The Atrocity Archives by Charles Stross


Warning: may contain spoilers.

Looking back, The Atrocity Archives was nothing special when it came to plot and characters – damsel in distress, smart sarcastic hacker that saves the day, hint for a horrifying evil, alternate dimensions. However, what made this book unique to me was the style, so much that I ended up not noticing the plot’s faults until after I was done reading it.

That’s really its strongest point, and the reason why I enjoyed thoroughly every page! The style is exciting, smart, witty, quick, the timing of almost every joke is just right, enough so you don’t feel like you’ve been left out of the loop all that much when it came to the characters or narrative – and I’ll be honest, even with its faults in how cliché a lot of the characters were, they were dynamic and contrasting enough to become a true guilty pleasure (even if I had some beef with the way people on autistic spectrum were portrayed). You know, like those really bad crime investigation shows that you don’t want to admit you liked? That’s kind of how the characters of The Archives felt to me. Another thing I can definitely give a positive nod to was the fact that the evil mastermind of the first novel (story? Short novel?) did not turn out to be a secret evil organization. There was a slight eyeroll moment in my Jewish soul over the fact that the author chose nazis as a convenient villain (who hasn’t), but the fact that such an organization was actually wiped out by a more horrifying monster was certainly a newer twist that did send a shiver down one’s spine. The narrative definitely didn’t fail to convey the absolutely terrible feeling of emptiness and pure fear in the last few parts.

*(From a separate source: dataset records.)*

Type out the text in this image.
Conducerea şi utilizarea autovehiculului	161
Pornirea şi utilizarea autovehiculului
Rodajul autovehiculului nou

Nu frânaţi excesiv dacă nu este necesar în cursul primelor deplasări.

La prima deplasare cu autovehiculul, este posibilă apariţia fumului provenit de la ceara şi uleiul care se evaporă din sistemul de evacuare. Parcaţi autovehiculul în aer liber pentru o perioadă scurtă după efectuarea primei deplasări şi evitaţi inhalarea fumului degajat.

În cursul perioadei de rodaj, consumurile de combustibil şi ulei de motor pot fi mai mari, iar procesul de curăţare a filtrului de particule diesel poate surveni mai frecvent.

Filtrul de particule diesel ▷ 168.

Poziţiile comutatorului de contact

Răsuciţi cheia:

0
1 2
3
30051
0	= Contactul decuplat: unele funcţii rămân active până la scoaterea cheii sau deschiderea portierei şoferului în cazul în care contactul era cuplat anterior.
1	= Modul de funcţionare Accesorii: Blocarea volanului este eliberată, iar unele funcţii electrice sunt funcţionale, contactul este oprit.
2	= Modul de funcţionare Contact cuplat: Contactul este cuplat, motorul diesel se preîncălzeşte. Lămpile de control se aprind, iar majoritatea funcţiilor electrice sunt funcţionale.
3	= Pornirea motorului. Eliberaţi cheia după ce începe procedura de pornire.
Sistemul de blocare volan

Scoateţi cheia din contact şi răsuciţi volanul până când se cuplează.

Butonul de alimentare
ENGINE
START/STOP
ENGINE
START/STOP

The true faults of the book lay in the treatment of female characters and the execution of the narrative when it came to the technicalities. Too many things in the world have been said on the former so I will only address the latter: on theory, the idea of magic being used through technology and based on laws that are related to physics is great, the only issue was that I ended up skimming through many a description simply because I couldn’t understand what the author was talking about. Maybe someone with a physics degree might be able to get more enjoyment out of those segments (and I feel a lot of jokes simply flew past me in those specific cases), but I do feel like a book should be accessible to just about anyone. Despite that, though, those parts did not end up turning me away from the book as a whole – I just skimmed a little bit sometimes…

And that’s why this review is fairly short: there’s nothing more to say. But I do not regret having read it.

Conclusion: it was very, very enjoyable stylistically and I was intrigued enough by the concept to want to keep reading more books of the series.

Would I recommend: yes, but brush up on your physics first. And maybe get ready to write some words on female treatment in it; I am too tired to do so myself.